Among the potential optimization options we have also considered de-duplication and compression. We would like to share with you some results of our internal investigations converting these two processes.
De-duplication is a process of removing identical copies of files, leaving only one "master copy" of each file.
Depending on the nature of business and actual local policies and procedures, we have heard of cross-company de-deduplication process to reduce the size of all stored files by the factor of 5 (80%).
Most of our clients with desktop backup files (excluding email message storage) achieve de-duplication across the entire company in single to low percent's. De-duplication normally happends on the server side which requires installation of a backup server.
The main benefit of de-deuplication is to save on file server space.
De-duplication has various draw backs:
- It's impossible to perform de-duplication on a cloud file storage because a file server needs to be installed.
- When it's possible, the server requires a complex overhead to keep track of removed copies.
- Once a file is corrupted, it is impossible to recover it from its copies. The more copies we removed, the more people will get affected by the corruption.
- The complexity of managing de-duplicated files creates a huge overhead. On the other hand, as it turns out de-duplication can be easily and effectively replaced by a single configuration step: if a large number of people are using the same files, create a common folder and perform syncronization of all files in that folder between a central location and individial computers. GoodSync allows for that functionality.
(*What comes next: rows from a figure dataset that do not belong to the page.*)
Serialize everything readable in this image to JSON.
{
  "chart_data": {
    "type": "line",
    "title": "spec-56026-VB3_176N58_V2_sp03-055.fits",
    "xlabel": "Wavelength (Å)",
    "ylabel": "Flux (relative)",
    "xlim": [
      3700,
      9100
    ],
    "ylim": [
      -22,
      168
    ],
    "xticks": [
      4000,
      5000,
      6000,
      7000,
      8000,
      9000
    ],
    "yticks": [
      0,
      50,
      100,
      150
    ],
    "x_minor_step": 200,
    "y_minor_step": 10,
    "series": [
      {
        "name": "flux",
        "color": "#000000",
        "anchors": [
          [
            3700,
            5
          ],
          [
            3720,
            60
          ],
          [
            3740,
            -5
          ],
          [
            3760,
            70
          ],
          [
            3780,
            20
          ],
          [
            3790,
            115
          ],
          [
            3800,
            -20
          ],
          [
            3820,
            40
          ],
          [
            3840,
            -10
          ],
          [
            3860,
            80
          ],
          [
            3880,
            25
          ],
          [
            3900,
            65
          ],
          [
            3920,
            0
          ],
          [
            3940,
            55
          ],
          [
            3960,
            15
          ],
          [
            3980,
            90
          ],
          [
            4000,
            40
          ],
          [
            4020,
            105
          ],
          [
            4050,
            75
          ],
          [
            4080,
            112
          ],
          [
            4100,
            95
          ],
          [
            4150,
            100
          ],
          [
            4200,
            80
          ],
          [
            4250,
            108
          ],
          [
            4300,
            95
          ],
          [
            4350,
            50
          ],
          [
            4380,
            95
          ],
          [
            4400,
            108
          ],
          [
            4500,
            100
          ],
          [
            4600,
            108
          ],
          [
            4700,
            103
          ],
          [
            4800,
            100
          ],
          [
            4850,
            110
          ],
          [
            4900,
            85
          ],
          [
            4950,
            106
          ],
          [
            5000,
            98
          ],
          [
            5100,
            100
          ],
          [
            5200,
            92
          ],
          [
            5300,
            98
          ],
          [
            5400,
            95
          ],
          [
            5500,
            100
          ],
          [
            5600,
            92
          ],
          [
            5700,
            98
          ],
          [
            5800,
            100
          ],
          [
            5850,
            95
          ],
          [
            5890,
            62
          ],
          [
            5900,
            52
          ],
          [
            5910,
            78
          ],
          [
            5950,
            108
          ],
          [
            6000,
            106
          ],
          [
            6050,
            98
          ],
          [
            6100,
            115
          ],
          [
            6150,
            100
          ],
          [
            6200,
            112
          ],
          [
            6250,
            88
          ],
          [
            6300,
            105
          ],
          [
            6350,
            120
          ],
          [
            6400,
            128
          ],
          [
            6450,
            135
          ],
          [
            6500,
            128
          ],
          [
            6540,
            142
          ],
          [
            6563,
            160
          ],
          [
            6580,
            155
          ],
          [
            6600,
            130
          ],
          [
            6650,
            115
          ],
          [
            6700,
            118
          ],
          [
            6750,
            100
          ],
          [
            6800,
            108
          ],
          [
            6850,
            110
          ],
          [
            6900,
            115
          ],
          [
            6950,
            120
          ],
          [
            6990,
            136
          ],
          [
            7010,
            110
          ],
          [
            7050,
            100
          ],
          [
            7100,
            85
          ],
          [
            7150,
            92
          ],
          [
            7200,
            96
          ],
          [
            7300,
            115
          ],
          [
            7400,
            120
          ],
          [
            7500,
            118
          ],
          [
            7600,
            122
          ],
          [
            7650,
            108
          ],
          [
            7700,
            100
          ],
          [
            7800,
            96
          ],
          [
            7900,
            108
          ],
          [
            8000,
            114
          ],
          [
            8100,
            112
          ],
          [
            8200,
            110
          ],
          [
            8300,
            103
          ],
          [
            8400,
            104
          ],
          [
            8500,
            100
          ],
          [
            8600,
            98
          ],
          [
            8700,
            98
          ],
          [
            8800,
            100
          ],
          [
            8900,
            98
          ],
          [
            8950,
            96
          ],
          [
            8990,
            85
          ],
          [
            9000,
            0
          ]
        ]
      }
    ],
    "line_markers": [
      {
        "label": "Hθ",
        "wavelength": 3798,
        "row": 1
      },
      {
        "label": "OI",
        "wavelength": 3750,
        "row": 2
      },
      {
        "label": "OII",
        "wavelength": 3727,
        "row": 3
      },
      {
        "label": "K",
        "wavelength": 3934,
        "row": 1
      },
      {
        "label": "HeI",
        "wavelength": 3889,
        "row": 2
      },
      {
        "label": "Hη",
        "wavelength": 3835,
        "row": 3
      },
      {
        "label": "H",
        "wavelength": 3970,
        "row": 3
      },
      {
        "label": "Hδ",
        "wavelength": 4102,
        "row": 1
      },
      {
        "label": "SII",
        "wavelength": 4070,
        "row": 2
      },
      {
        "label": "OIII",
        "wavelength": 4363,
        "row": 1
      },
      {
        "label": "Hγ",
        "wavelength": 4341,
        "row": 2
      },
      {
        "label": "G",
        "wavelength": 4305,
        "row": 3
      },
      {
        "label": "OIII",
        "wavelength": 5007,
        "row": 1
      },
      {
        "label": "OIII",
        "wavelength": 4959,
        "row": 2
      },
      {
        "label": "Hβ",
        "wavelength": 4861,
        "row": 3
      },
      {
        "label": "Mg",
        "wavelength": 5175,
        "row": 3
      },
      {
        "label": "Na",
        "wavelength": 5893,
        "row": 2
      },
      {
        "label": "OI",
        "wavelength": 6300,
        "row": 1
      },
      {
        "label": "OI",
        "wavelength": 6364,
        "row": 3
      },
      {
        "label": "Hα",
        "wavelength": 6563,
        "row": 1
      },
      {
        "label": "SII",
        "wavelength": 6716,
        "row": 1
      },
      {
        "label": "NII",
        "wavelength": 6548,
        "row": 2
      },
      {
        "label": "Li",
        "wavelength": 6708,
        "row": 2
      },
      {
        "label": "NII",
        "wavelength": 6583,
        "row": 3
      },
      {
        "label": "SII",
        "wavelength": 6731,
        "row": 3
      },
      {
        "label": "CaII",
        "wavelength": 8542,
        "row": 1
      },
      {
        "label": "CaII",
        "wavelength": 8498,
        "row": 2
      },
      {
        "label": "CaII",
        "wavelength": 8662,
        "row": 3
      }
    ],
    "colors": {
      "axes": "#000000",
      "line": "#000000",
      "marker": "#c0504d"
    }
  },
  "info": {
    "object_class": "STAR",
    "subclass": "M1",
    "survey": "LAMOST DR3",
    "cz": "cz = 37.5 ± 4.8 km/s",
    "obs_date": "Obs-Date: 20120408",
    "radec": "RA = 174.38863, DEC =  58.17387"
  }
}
First, all modern files are compressed: Office, Images, Movies, PDFS,etc.
Second, compression takes a lot of computing resources. So there is a necessary trade-off between negatively impacting computing capabilites on the work place of an employee in order to save on network traffic and file server space.
Overall, considering the nature of modern files formats most utilized by computer users and the restraints of desktop computational power, compression is counter-productive for desktop back optimization.
Overall, based on our research, both de-duplication and compression raise more problems than solutions when applied to the backup of user files.